A. Yes. Both the MS in Clinical Mental Health Counseling and the MS in School Counseling at NSU hold CACREP (Council for Accreditation of Counseling and Related Educational Programs) accreditation. CACREP is the gold-standard programmatic accreditation for counseling programs in the United States. It affects licensure portability across states, employer hiring preferences, and eligibility for certain insurance panels. This is one of NSU’s most significant competitive advantages in the online master’s space.
A. Not entirely. All five MSN tracks at NSU (FNP, PMHNP, Nursing Education, Nursing Informatics, and Executive Nurse Leadership) require in-person clinical practicum hours. Coursework is delivered online, but students must complete supervised clinical experiences — typically arranged in their local communities with NSU’s placement support. This is standard for any MSN program that leads to board certification or meaningful clinical preparation. Students who cannot complete any in-person components should be aware of this requirement before applying.
A. Most NSU online master’s programs offer four or more start dates per year, distributed across Fall, Winter, Spring, and Summer terms. Some programs may have slightly fewer entry points (counseling and nursing programs typically offer three starts: Fall, Winter, and Summer). The rolling admissions model means there is no single fixed deadline — students can apply at any time and begin at the next available term. This is one of NSU’s most practical advantages for working professionals who can’t wait for a single annual cohort start.

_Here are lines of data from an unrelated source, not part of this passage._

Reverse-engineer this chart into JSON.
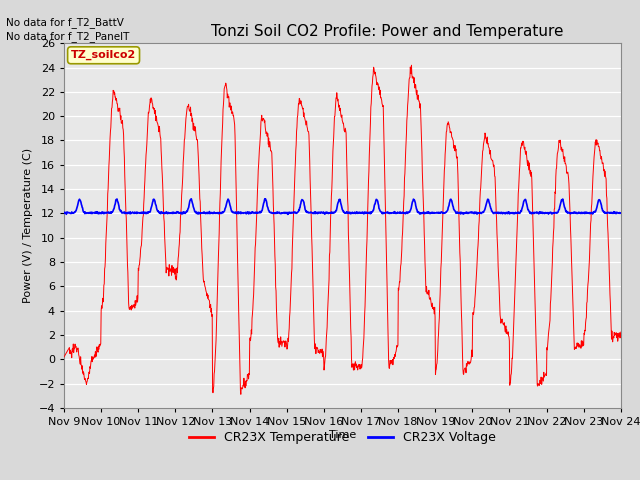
{
  "title": "Tonzi Soil CO2 Profile: Power and Temperature",
  "ylabel": "Power (V) / Temperature (C)",
  "xlabel": "Time",
  "no_data_text_1": "No data for f_T2_BattV",
  "no_data_text_2": "No data for f_T2_PanelT",
  "legend_box_label": "TZ_soilco2",
  "legend_items": [
    "CR23X Temperature",
    "CR23X Voltage"
  ],
  "legend_colors": [
    "#ff0000",
    "#0000ff"
  ],
  "ylim": [
    -4,
    26
  ],
  "yticks": [
    -4,
    -2,
    0,
    2,
    4,
    6,
    8,
    10,
    12,
    14,
    16,
    18,
    20,
    22,
    24,
    26
  ],
  "x_tick_labels": [
    "Nov 9",
    "Nov 10",
    "Nov 11",
    "Nov 12",
    "Nov 13",
    "Nov 14",
    "Nov 15",
    "Nov 16",
    "Nov 17",
    "Nov 18",
    "Nov 19",
    "Nov 20",
    "Nov 21",
    "Nov 22",
    "Nov 23",
    "Nov 24"
  ],
  "background_color": "#d9d9d9",
  "plot_bg_color": "#e8e8e8",
  "grid_color": "#ffffff",
  "title_fontsize": 11,
  "label_fontsize": 8,
  "tick_fontsize": 8
}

A. It depends on what you need. NSU is a strong choice for students who need CACREP-accredited counseling, CCNE-accredited nursing, or practitioner-focused professional programs with flexible scheduling. Its rolling admissions, multiple start dates, and GRE-free admissions model make it genuinely accessible. Where NSU is weaker: cost is higher than public alternatives, business programs hold IACBE rather than AACSB accreditation, and the institution does not carry the same prestige as flagship public R1 universities. NSU is a good school for the right student — specifically, working professionals who need applied, accredited credentials on a flexible timeline. It’s not the best fit for every student. The Best For and Not a Best Fit For sections above provide specific guidance.
A. IACBE (International Accreditation Council for Business Education) and AACSB (Association to Advance Collegiate Schools of Business) are both recognized programmatic accreditors for business schools, but they differ in prestige and scope. AACSB is the older, more selective standard — held by roughly 6% of business schools worldwide — and is generally considered the gold standard by academic rankings, top-tier employers, and doctoral programs. IACBE is a newer accreditor with a mission-focused evaluation approach that accredits a broader range of business programs. NSU’s business programs hold IACBE accreditation, not AACSB. For most working professionals pursuing an MBA for career advancement in their current field, IACBE accreditation is sufficient and the programs are well-regarded. However, students targeting elite consulting firms, investment banks, or competitive PhD programs in business — contexts where AACSB is explicitly preferred or required — should weigh this distinction carefully. If AACSB matters for your career path, NSU’s business school is not the right choice.